Last edited by redrumybronco; Jul 5, 2004 at 12:02 AM.
It's actually a guage, but of course since there are no numbers on it it's anybody's guess what the real temp is. An aftermarket guage wouldn't hurt but is probably unnecessary.
why then do you suppose that my temperature needle is now in a different position (running hotter) at normal operating temperature? Do these sending units wear out over time and cause different readings?
Another thing this new temp sender does is waits about 10 minutes before it moves... then all of a sudden it wakes up and goes from far left to the "N" then waits awhile then continues to the "A" and "L". Is it defective? The old one never did that. I have a 160 degress thermostat.
Mine went up somewhat after installing a new sender (the old one died). But not as drastically as yours, and I think that it is correct now anyway. And it does not act erratically. It sounds like your new one is defective, or something happened to the ground when you put the new one on. Did you use a dielectric thread sealer? If you used regular thread sealer than that would cause a bad ground.
On the other hand, after re-reading your second post, it could be acting normally.
This is a normal sequence for a temperature gauge from a cold start -- The temp gauge will stay on the extreme left for a couple of minutes, and then gradually move to the right. It will go hotter than normal until the thermostat opens, then it should go down to wherever normal is and stay around there.
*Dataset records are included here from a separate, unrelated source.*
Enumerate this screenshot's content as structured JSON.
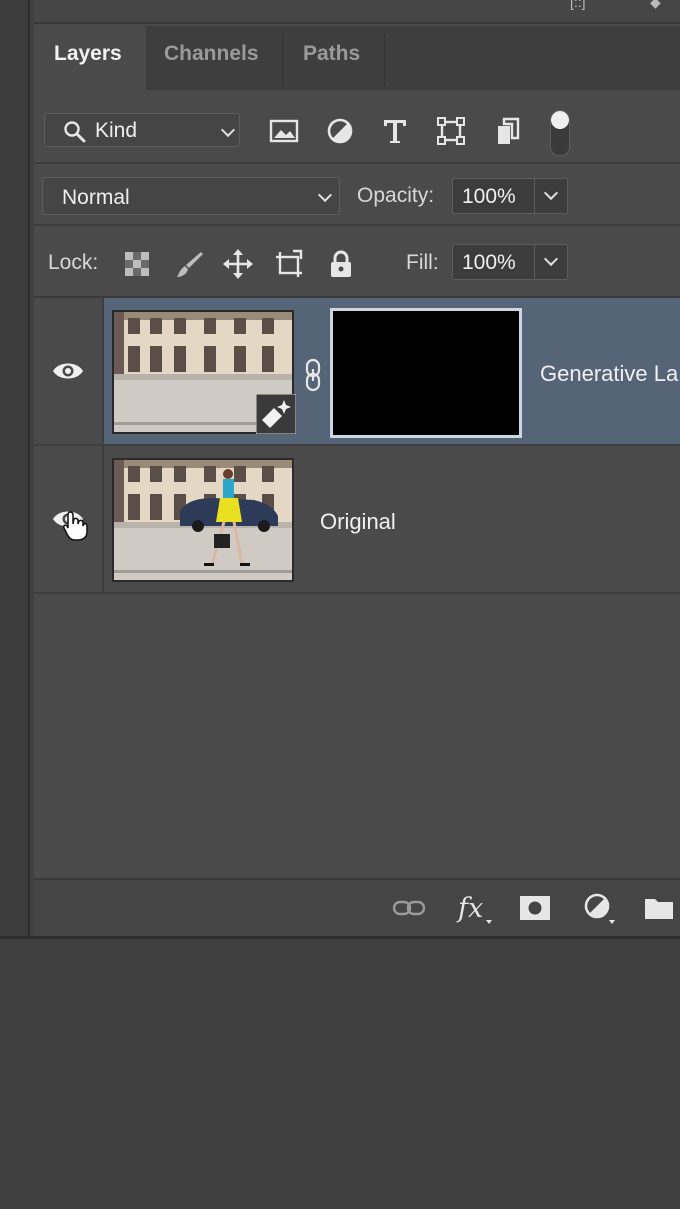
{
  "panel": {
    "tabs": [
      {
        "label": "Layers",
        "active": true
      },
      {
        "label": "Channels",
        "active": false
      },
      {
        "label": "Paths",
        "active": false
      }
    ],
    "filter": {
      "kind_label": "Kind",
      "filter_icons": [
        "image-filter-icon",
        "adjustment-filter-icon",
        "type-filter-icon",
        "shape-filter-icon",
        "smart-object-filter-icon"
      ]
    },
    "blend": {
      "mode": "Normal",
      "opacity_label": "Opacity:",
      "opacity_value": "100%"
    },
    "lock": {
      "label": "Lock:",
      "fill_label": "Fill:",
      "fill_value": "100%"
    },
    "layers": [
      {
        "name": "Generative La",
        "selected": true,
        "visible": true,
        "has_mask": true
      },
      {
        "name": "Original",
        "selected": false,
        "visible": true,
        "has_mask": false
      }
    ]
  },
  "colors": {
    "panel_bg": "#4a4a4a",
    "selected_row": "#566478",
    "tab_bar": "#3e3e3e",
    "text": "#f0f0f0"
  }
}
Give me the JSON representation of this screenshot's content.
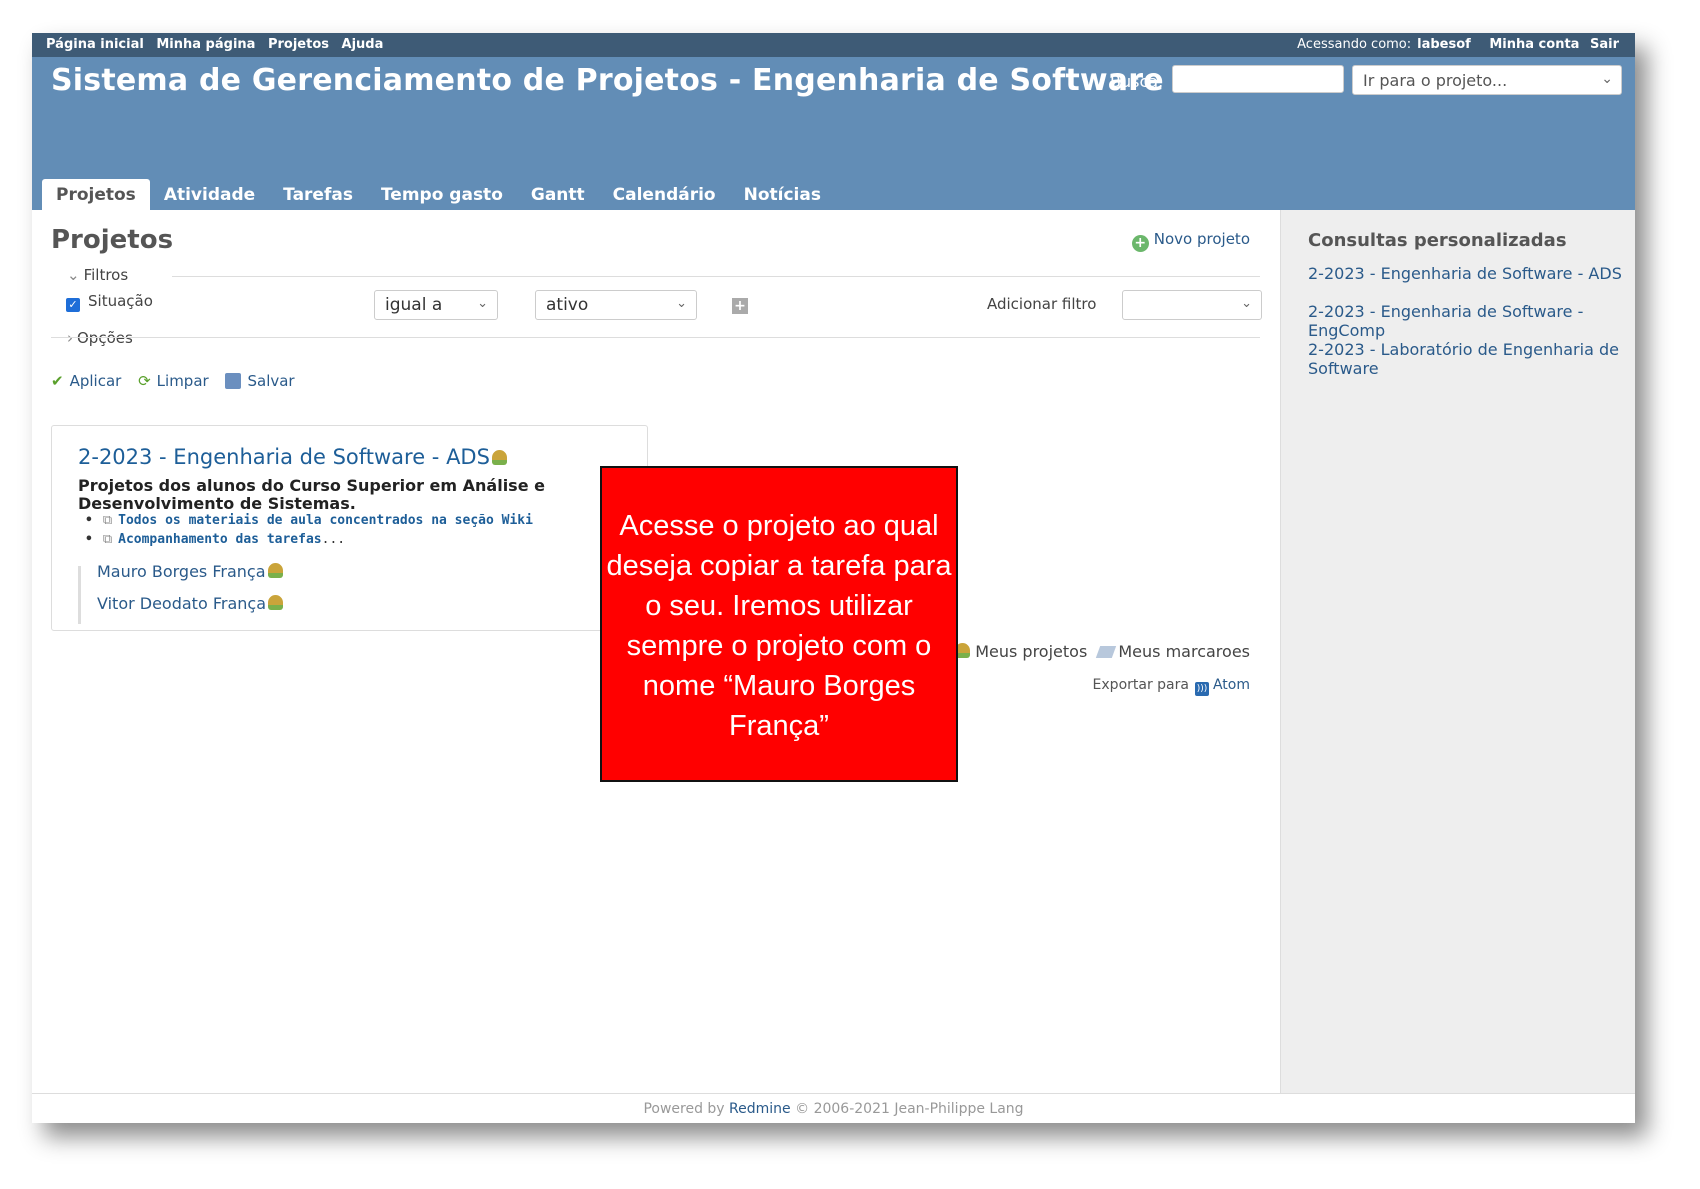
{
  "top_menu": {
    "items": [
      "Página inicial",
      "Minha página",
      "Projetos",
      "Ajuda"
    ],
    "logged_as_label": "Acessando como:",
    "user": "labesof",
    "account": "Minha conta",
    "logout": "Sair"
  },
  "header": {
    "title": "Sistema de Gerenciamento de Projetos - Engenharia de Software",
    "search_label": "Busca:",
    "project_jump_placeholder": "Ir para o projeto..."
  },
  "main_menu": {
    "tabs": [
      "Projetos",
      "Atividade",
      "Tarefas",
      "Tempo gasto",
      "Gantt",
      "Calendário",
      "Notícias"
    ]
  },
  "content": {
    "page_title": "Projetos",
    "new_project": "Novo projeto",
    "filters_legend": "Filtros",
    "status_label": "Situação",
    "operator": "igual a",
    "value": "ativo",
    "add_filter_label": "Adicionar filtro",
    "options_legend": "Opções",
    "actions": {
      "apply": "Aplicar",
      "clear": "Limpar",
      "save": "Salvar"
    },
    "project": {
      "name": "2-2023 - Engenharia de Software - ADS",
      "description": "Projetos dos alunos do Curso Superior em Análise e Desenvolvimento de Sistemas.",
      "wiki_links": [
        "Todos os materiais de aula concentrados na seção Wiki",
        "Acompanhamento das tarefas"
      ],
      "wiki_suffix": "...",
      "subprojects": [
        "Mauro Borges França",
        "Vitor Deodato França"
      ]
    },
    "my_projects": "Meus projetos",
    "my_bookmarks": "Meus marcaroes",
    "export_label": "Exportar para",
    "export_atom": "Atom"
  },
  "sidebar": {
    "title": "Consultas personalizadas",
    "queries": [
      "2-2023 - Engenharia de Software - ADS",
      "2-2023 - Engenharia de Software - EngComp",
      "2-2023 - Laboratório de Engenharia de Software"
    ]
  },
  "footer": {
    "prefix": "Powered by",
    "link": "Redmine",
    "suffix": "© 2006-2021 Jean-Philippe Lang"
  },
  "callout": {
    "text": "Acesse o projeto ao qual deseja copiar a tarefa para o seu. Iremos utilizar sempre o projeto com o nome “Mauro Borges França”"
  },
  "colors": {
    "top_bar": "#3e5b76",
    "header": "#628db6",
    "link": "#2a5a8a",
    "callout": "#ff0000"
  }
}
Yours acts a little funny in that it stays pegged on cold, and then goes all the way to the "L" and then back to normal. So it sounds as if it is sort of working properly in its own way.
On a separate note, a 160 thermostat is pretty cold for an EFI setup. You'll be running rich and wasting a lot of gas. I'd recommend going to a 180 or a 195 thermostat.
you know now that you mention the ground thing... I didn't have any sealer with me and since I had just checked the coolant temperature sender I used teflon tape on both... the chiltons manual said to use sealer or teflon plumbing tape on the coolant sender since it seals in water but the other isn't in water. Maybe I should take the tape off and see what happens...
and as far as the thermostat goes, it gets really hot here in the summer with an ambient high temperature in upper 90's if I change to a 180 degree thermostat as is the recommended one, I will be running the engine really, really hot and my air conditioner can barely keep up with all the heat being generated under the hood. I always switch back to the 180 during the winter months even though winters here are mild. Is there much a difference in trying to keep the engine 20 degrees cooler or is it all in my mind?
Don't put it in with no tape. It will leak. If Chilton's said that teflon tape is ok, then that should work.
My truck ran fine in Florida with a 160. When I moved to Colorado I couldn't get any heat with it so I switched to a 190, which I have left in year round with no problems. The temp stays somewhere around between the "o" and the "r" once it is warmed up.
BTW - dielectric is just a fancy word meaning that it won't mess up any electrical connections. Lots of stuff is dielectric and doesn't say it. So don't sweat it. I just wanted to be sure that you didn't put something on there that was definitely a no-no.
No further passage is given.